MTA moving forward on two-year anniversary of start of pandemic in New York

March 18, 2022
NYCT set a post-Omicron wave record March 10, carrying 4.8 million riders on subways and buses for the first time since Dec. 10, 2021.

The Metropolitan Transportation Authority (MTA) marked the two-year anniversary of when COVID-19 arrived in New York with an event at Grand Central Terminal.  

At the event, the MTA recognized the heroic frontline workers who helped make the region’s resurgence possible and looked forward to the city’s return, as the authority welcomes riders back led by the rollout of new fare pilots and initiatives to give riders the best deal to travel. On March 10, subways and buses carried 4.8 million riders, setting a single-day record since before the Omicron wave. 

“We would not have been able to reach this milestone without the heroic frontline workers who kept the city moving during the worst days of the pandemic,” said MTA Chair and CEO Janno Lieber. “Now in order to encourage more riders to come back—and to support the city’s economic revival—we are providing a range of new fare discounts and options and remain committed to delivering reliable service and a safe, comfortable environment.”  

“Almost overnight, the pandemic changed the way that our core commutation ridership worked and made use of our system,” said Metro-North President and LIRR Interim President Catherine Rinaldi. “By listening to customers and studying travel patterns, Metro-North and LIRR rolled out new fare products that better fit new commuting patterns associated with hybrid work schedules and that make it more affordable for our customers within the city of New York to travel to other city stations during off-peak hours, when we have extra capacity.”  

Dating back to last Tuesday, subway ridership has surpassed the three million mark every weekday. The increase in ridership comes as major companies begin to bring back employees to the office and follows a series of fare pilot programs designed to make fares more affordable and more flexible, including a cap on weekly subway and bus fares through the authority's contactless payment system, OMNY, with the “Lucky 13” feature. Starting with the 13th ride of each week, every additional ride on subways or buses is free for the rest of that week. In the first two weeks of the initiative, 76,000 customers hit at least 13 rides.  
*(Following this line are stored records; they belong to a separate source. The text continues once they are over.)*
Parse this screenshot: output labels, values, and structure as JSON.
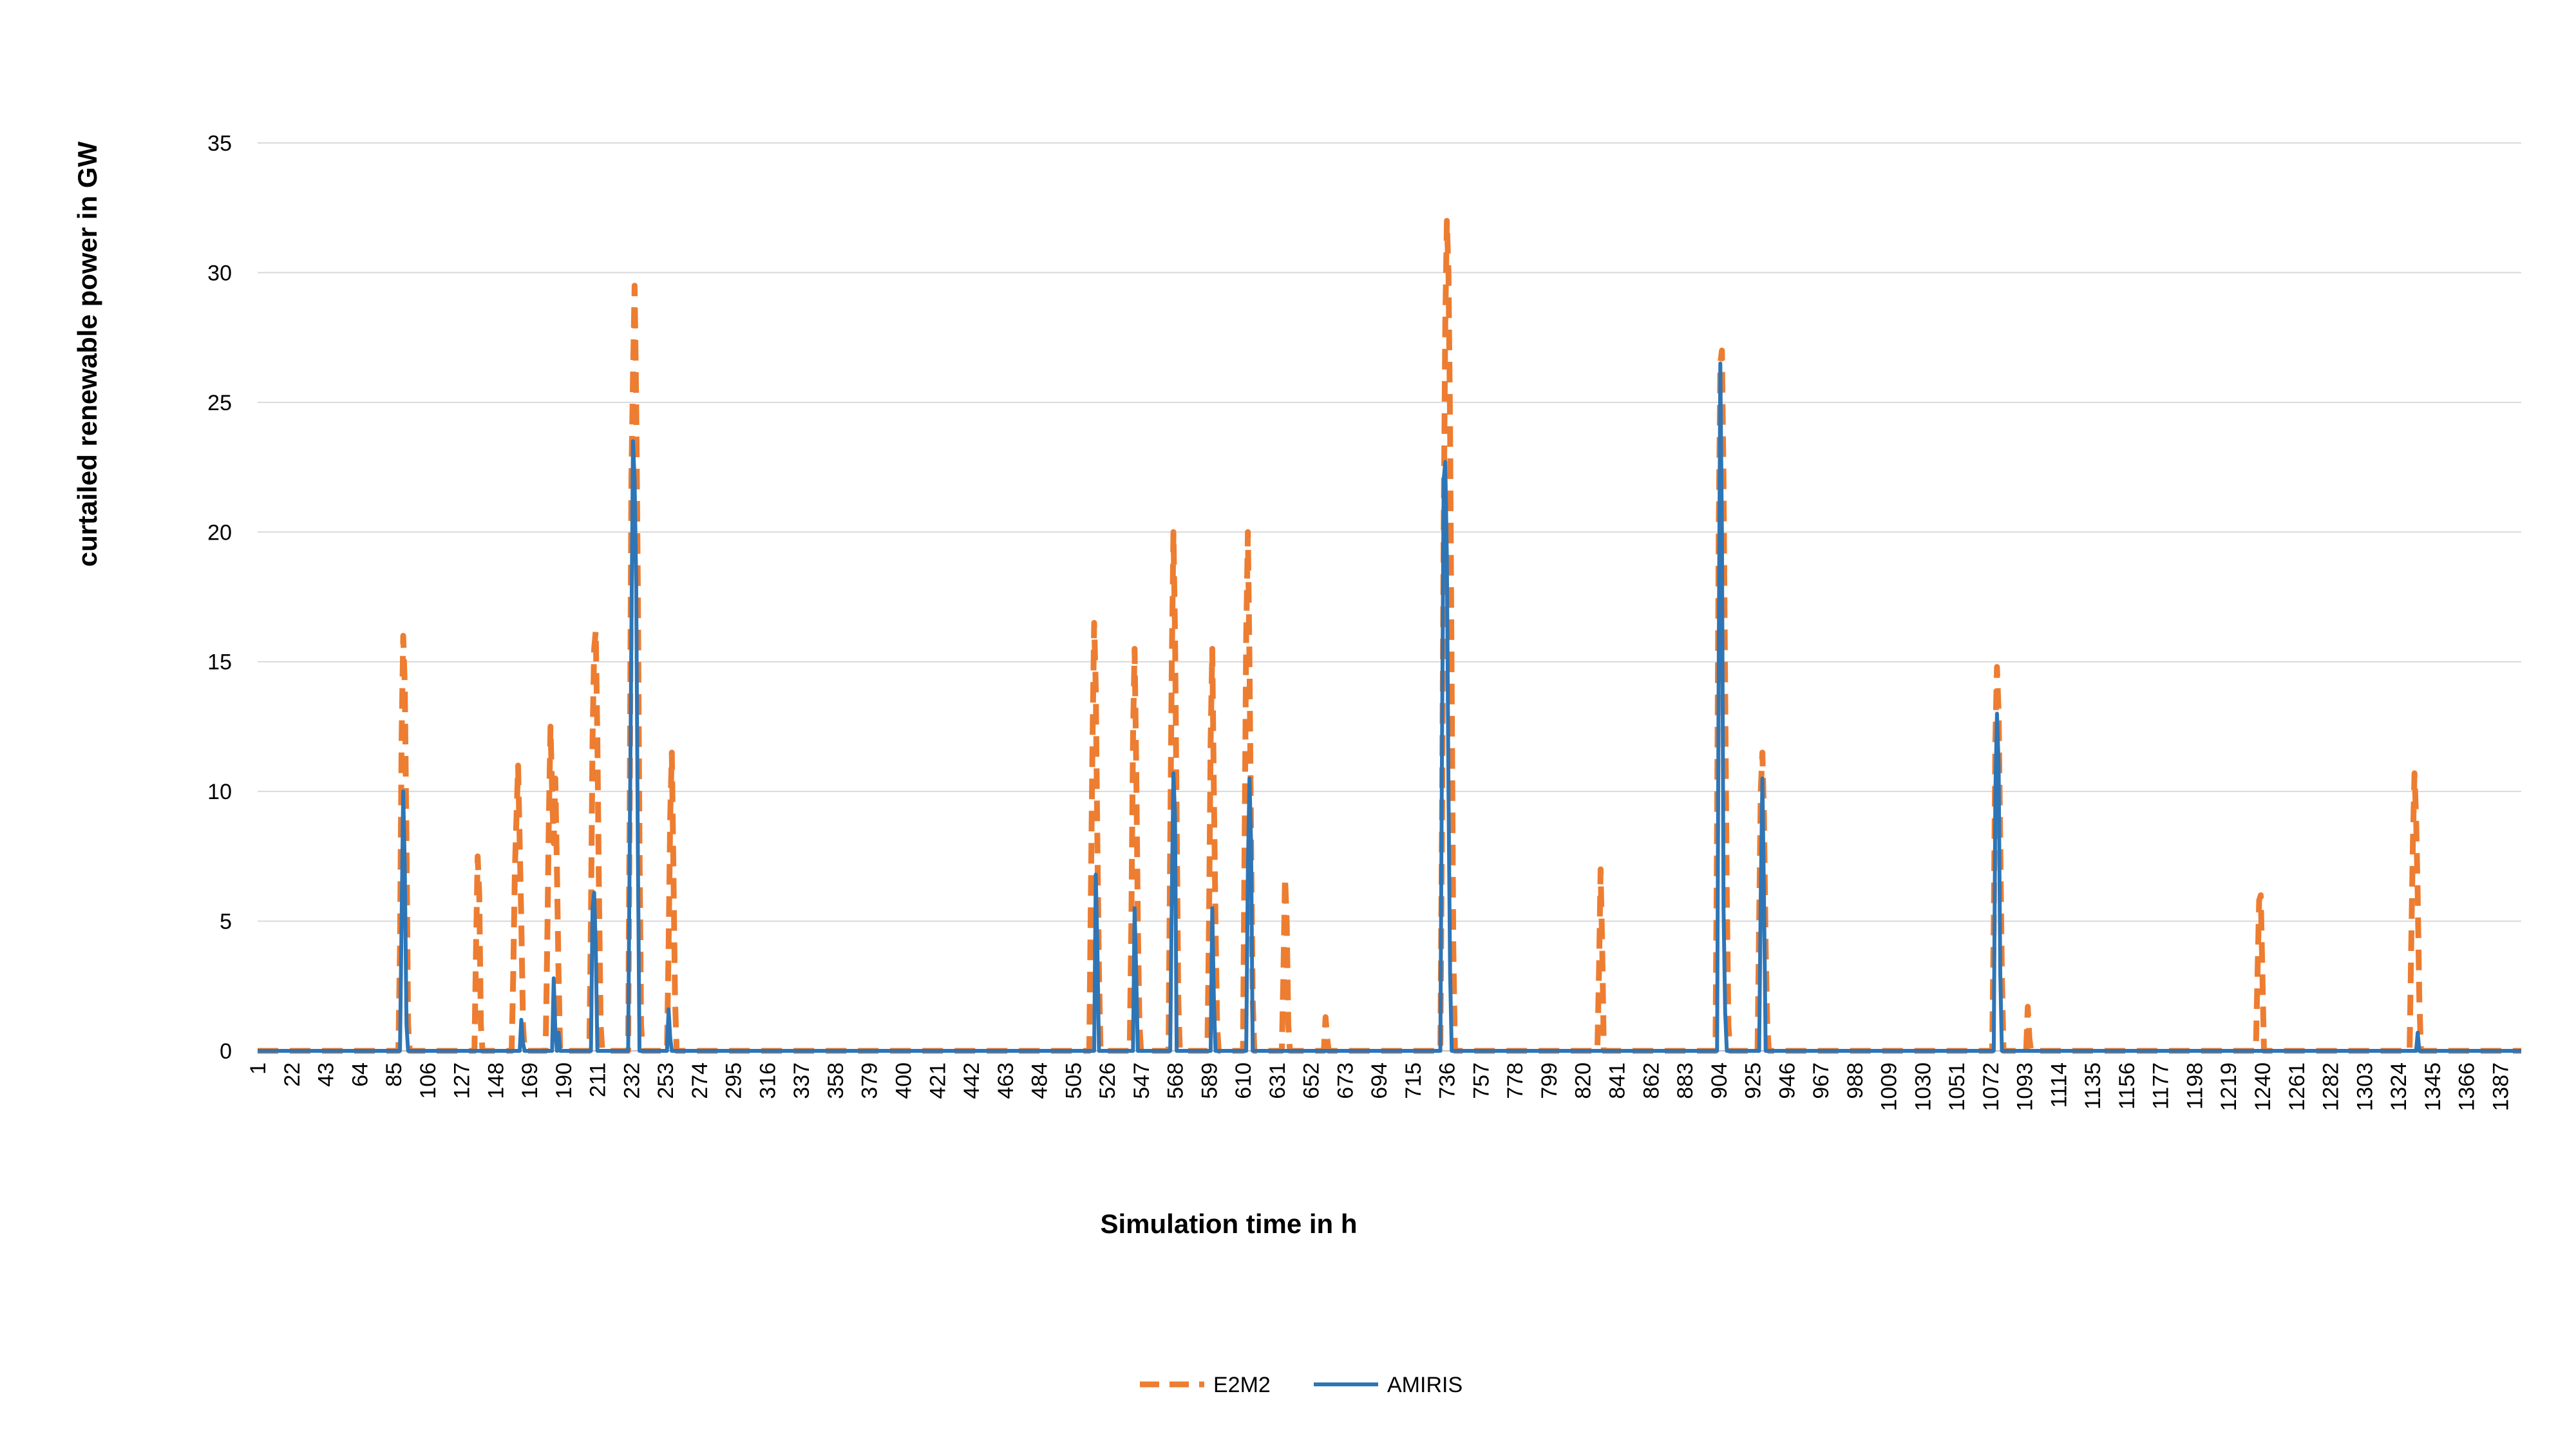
{
  "chart_data": {
    "type": "line",
    "title": "",
    "xlabel": "Simulation time in h",
    "ylabel": "curtailed renewable power in GW",
    "ylim": [
      0,
      35
    ],
    "xlim": [
      1,
      1400
    ],
    "yticks": [
      0,
      5,
      10,
      15,
      20,
      25,
      30,
      35
    ],
    "xticks": [
      1,
      22,
      43,
      64,
      85,
      106,
      127,
      148,
      169,
      190,
      211,
      232,
      253,
      274,
      295,
      316,
      337,
      358,
      379,
      400,
      421,
      442,
      463,
      484,
      505,
      526,
      547,
      568,
      589,
      610,
      631,
      652,
      673,
      694,
      715,
      736,
      757,
      778,
      799,
      820,
      841,
      862,
      883,
      904,
      925,
      946,
      967,
      988,
      1009,
      1030,
      1051,
      1072,
      1093,
      1114,
      1135,
      1156,
      1177,
      1198,
      1219,
      1240,
      1261,
      1282,
      1303,
      1324,
      1345,
      1366,
      1387
    ],
    "grid": true,
    "legend_position": "bottom",
    "series": [
      {
        "name": "E2M2",
        "color": "#ED7D31",
        "style": "dashed",
        "points": [
          [
            1,
            0
          ],
          [
            88,
            0
          ],
          [
            89,
            4
          ],
          [
            90,
            12
          ],
          [
            91,
            16
          ],
          [
            92,
            14
          ],
          [
            93,
            8
          ],
          [
            94,
            1
          ],
          [
            95,
            0
          ],
          [
            135,
            0
          ],
          [
            136,
            4
          ],
          [
            137,
            7.5
          ],
          [
            138,
            6
          ],
          [
            139,
            1
          ],
          [
            140,
            0
          ],
          [
            158,
            0
          ],
          [
            159,
            3
          ],
          [
            160,
            7
          ],
          [
            161,
            9
          ],
          [
            162,
            11
          ],
          [
            163,
            8
          ],
          [
            164,
            5
          ],
          [
            165,
            1
          ],
          [
            166,
            0
          ],
          [
            179,
            0
          ],
          [
            180,
            4
          ],
          [
            181,
            9
          ],
          [
            182,
            12.5
          ],
          [
            183,
            10
          ],
          [
            184,
            8
          ],
          [
            185,
            10.5
          ],
          [
            186,
            7
          ],
          [
            187,
            3
          ],
          [
            188,
            0
          ],
          [
            206,
            0
          ],
          [
            207,
            5
          ],
          [
            208,
            12
          ],
          [
            209,
            15.5
          ],
          [
            210,
            16.2
          ],
          [
            211,
            12
          ],
          [
            212,
            6
          ],
          [
            213,
            1
          ],
          [
            214,
            0
          ],
          [
            230,
            0
          ],
          [
            231,
            10
          ],
          [
            232,
            22
          ],
          [
            233,
            26
          ],
          [
            234,
            29.5
          ],
          [
            235,
            25
          ],
          [
            236,
            18
          ],
          [
            237,
            8
          ],
          [
            238,
            1
          ],
          [
            239,
            0
          ],
          [
            254,
            0
          ],
          [
            255,
            4
          ],
          [
            256,
            9
          ],
          [
            257,
            11.5
          ],
          [
            258,
            7
          ],
          [
            259,
            2
          ],
          [
            260,
            0
          ],
          [
            515,
            0
          ],
          [
            516,
            6
          ],
          [
            517,
            12
          ],
          [
            518,
            16.5
          ],
          [
            519,
            14
          ],
          [
            520,
            8
          ],
          [
            521,
            3
          ],
          [
            522,
            0
          ],
          [
            540,
            0
          ],
          [
            541,
            5
          ],
          [
            542,
            12
          ],
          [
            543,
            15.5
          ],
          [
            544,
            11
          ],
          [
            545,
            5
          ],
          [
            546,
            1
          ],
          [
            547,
            0
          ],
          [
            564,
            0
          ],
          [
            565,
            8
          ],
          [
            566,
            15
          ],
          [
            567,
            20
          ],
          [
            568,
            16
          ],
          [
            569,
            9
          ],
          [
            570,
            2
          ],
          [
            571,
            0
          ],
          [
            588,
            0
          ],
          [
            589,
            5
          ],
          [
            590,
            12
          ],
          [
            591,
            15.5
          ],
          [
            592,
            10
          ],
          [
            593,
            5
          ],
          [
            594,
            1
          ],
          [
            595,
            0
          ],
          [
            610,
            0
          ],
          [
            611,
            8
          ],
          [
            612,
            16
          ],
          [
            613,
            20
          ],
          [
            614,
            15
          ],
          [
            615,
            8
          ],
          [
            616,
            2
          ],
          [
            617,
            0
          ],
          [
            634,
            0
          ],
          [
            635,
            3
          ],
          [
            636,
            6.7
          ],
          [
            637,
            5
          ],
          [
            638,
            1
          ],
          [
            639,
            0
          ],
          [
            660,
            0
          ],
          [
            661,
            1.3
          ],
          [
            662,
            0.5
          ],
          [
            663,
            0
          ],
          [
            732,
            0
          ],
          [
            733,
            9
          ],
          [
            734,
            20
          ],
          [
            735,
            28
          ],
          [
            736,
            32
          ],
          [
            737,
            30
          ],
          [
            738,
            24
          ],
          [
            739,
            14
          ],
          [
            740,
            4
          ],
          [
            741,
            0
          ],
          [
            829,
            0
          ],
          [
            830,
            3
          ],
          [
            831,
            7
          ],
          [
            832,
            4
          ],
          [
            833,
            0
          ],
          [
            902,
            0
          ],
          [
            903,
            9
          ],
          [
            904,
            20
          ],
          [
            905,
            26.5
          ],
          [
            906,
            27
          ],
          [
            907,
            22
          ],
          [
            908,
            14
          ],
          [
            909,
            6
          ],
          [
            910,
            1
          ],
          [
            911,
            0
          ],
          [
            928,
            0
          ],
          [
            929,
            5
          ],
          [
            930,
            10
          ],
          [
            931,
            11.5
          ],
          [
            932,
            9
          ],
          [
            933,
            4
          ],
          [
            934,
            1
          ],
          [
            935,
            0
          ],
          [
            1073,
            0
          ],
          [
            1074,
            5
          ],
          [
            1075,
            12
          ],
          [
            1076,
            14.8
          ],
          [
            1077,
            13
          ],
          [
            1078,
            8
          ],
          [
            1079,
            3
          ],
          [
            1080,
            0
          ],
          [
            1094,
            0
          ],
          [
            1095,
            1.7
          ],
          [
            1096,
            0.5
          ],
          [
            1097,
            0
          ],
          [
            1236,
            0
          ],
          [
            1237,
            3
          ],
          [
            1238,
            5.8
          ],
          [
            1239,
            6
          ],
          [
            1240,
            3
          ],
          [
            1241,
            0
          ],
          [
            1331,
            0
          ],
          [
            1332,
            4
          ],
          [
            1333,
            8
          ],
          [
            1334,
            10.7
          ],
          [
            1335,
            9
          ],
          [
            1336,
            6
          ],
          [
            1337,
            2
          ],
          [
            1338,
            0
          ],
          [
            1400,
            0
          ]
        ]
      },
      {
        "name": "AMIRIS",
        "color": "#2E75B6",
        "style": "solid",
        "points": [
          [
            1,
            0
          ],
          [
            89,
            0
          ],
          [
            90,
            5
          ],
          [
            91,
            10
          ],
          [
            92,
            7
          ],
          [
            93,
            1
          ],
          [
            94,
            0
          ],
          [
            163,
            0
          ],
          [
            164,
            1.2
          ],
          [
            165,
            0.3
          ],
          [
            166,
            0
          ],
          [
            183,
            0
          ],
          [
            184,
            2.8
          ],
          [
            185,
            0.8
          ],
          [
            186,
            0
          ],
          [
            187,
            0.7
          ],
          [
            188,
            0
          ],
          [
            207,
            0
          ],
          [
            208,
            5.5
          ],
          [
            209,
            6.1
          ],
          [
            210,
            4
          ],
          [
            211,
            0
          ],
          [
            230,
            0
          ],
          [
            231,
            8
          ],
          [
            232,
            16
          ],
          [
            233,
            23.5
          ],
          [
            234,
            22
          ],
          [
            235,
            18
          ],
          [
            236,
            8
          ],
          [
            237,
            0
          ],
          [
            254,
            0
          ],
          [
            255,
            1.6
          ],
          [
            256,
            0.5
          ],
          [
            257,
            0
          ],
          [
            518,
            0
          ],
          [
            519,
            6.8
          ],
          [
            520,
            4
          ],
          [
            521,
            0
          ],
          [
            542,
            0
          ],
          [
            543,
            5.5
          ],
          [
            544,
            3
          ],
          [
            545,
            0
          ],
          [
            565,
            0
          ],
          [
            566,
            6
          ],
          [
            567,
            10.7
          ],
          [
            568,
            9
          ],
          [
            569,
            0
          ],
          [
            590,
            0
          ],
          [
            591,
            5.5
          ],
          [
            592,
            2
          ],
          [
            593,
            0
          ],
          [
            612,
            0
          ],
          [
            613,
            7
          ],
          [
            614,
            10.5
          ],
          [
            615,
            8
          ],
          [
            616,
            0
          ],
          [
            732,
            0
          ],
          [
            733,
            12
          ],
          [
            734,
            22
          ],
          [
            735,
            22.7
          ],
          [
            736,
            19
          ],
          [
            737,
            10
          ],
          [
            738,
            3
          ],
          [
            739,
            0
          ],
          [
            903,
            0
          ],
          [
            904,
            15
          ],
          [
            905,
            26.5
          ],
          [
            906,
            20
          ],
          [
            907,
            5.5
          ],
          [
            908,
            1.5
          ],
          [
            909,
            0
          ],
          [
            929,
            0
          ],
          [
            930,
            6
          ],
          [
            931,
            10.5
          ],
          [
            932,
            6
          ],
          [
            933,
            0
          ],
          [
            1074,
            0
          ],
          [
            1075,
            10
          ],
          [
            1076,
            13
          ],
          [
            1077,
            11
          ],
          [
            1078,
            3
          ],
          [
            1079,
            0
          ],
          [
            1335,
            0
          ],
          [
            1336,
            0.7
          ],
          [
            1337,
            0
          ],
          [
            1400,
            0
          ]
        ]
      }
    ]
  }
}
To encourage commuter railroad customers to return, the authority introduced fare discount packages, including the debut of a new 20-trip ticket to reflect hybrid work schedules. The 20 trip offers riders 20 percent off comparable 20-peak one-way fares when purchased through MTA eTix or at a ticket window and are valid for 60 days. Since the rollout, more than 473,000 rides have been purchased with 20-trip tickets.  

“The MTA has been a critical partner for us in attracting top talent for the tech industry and helps our employees get into the office, which we consider important in keeping our community together,” said Kia Floyd, director of U.S. public policy, East, Meta. “We know that New York is unparalleled as far as its community, its diversity and its vibrancy, and we are ready to dig right back in to building and pushing forward the resiliency that we as New Yorkers always had.” 

“We have tens of thousands of employees here in New York City and I want to be very clear, New York is back, and we are back; and we also never left,” said JPMorgan Chase Head of Consumer Banking Network Expansion Racquel Oden. “I think what's going to be critically important, as we think about the importance of how we continue to move not only this economy together, is how we stay New York strong. I've taken the Long Island Rail Road for almost three decades, and I'm an avid rider and supporter and will continue to be. So, I say thank you to the MTA, because you allowed me to get to work each day.” 

Prior to the pandemic, average weekday ridership totals routinely exceeded 5.5 million in the subway system. That figure fell by 95 percent to a low of roughly 300,000 daily trips in April 2020 as the number of COVID-19 cases peaked in the New York City metropolitan area. MTA employees continued to provide service for the frontline healthcare professionals and other essential workers who needed to get to work during some of the most difficult days in New York City history.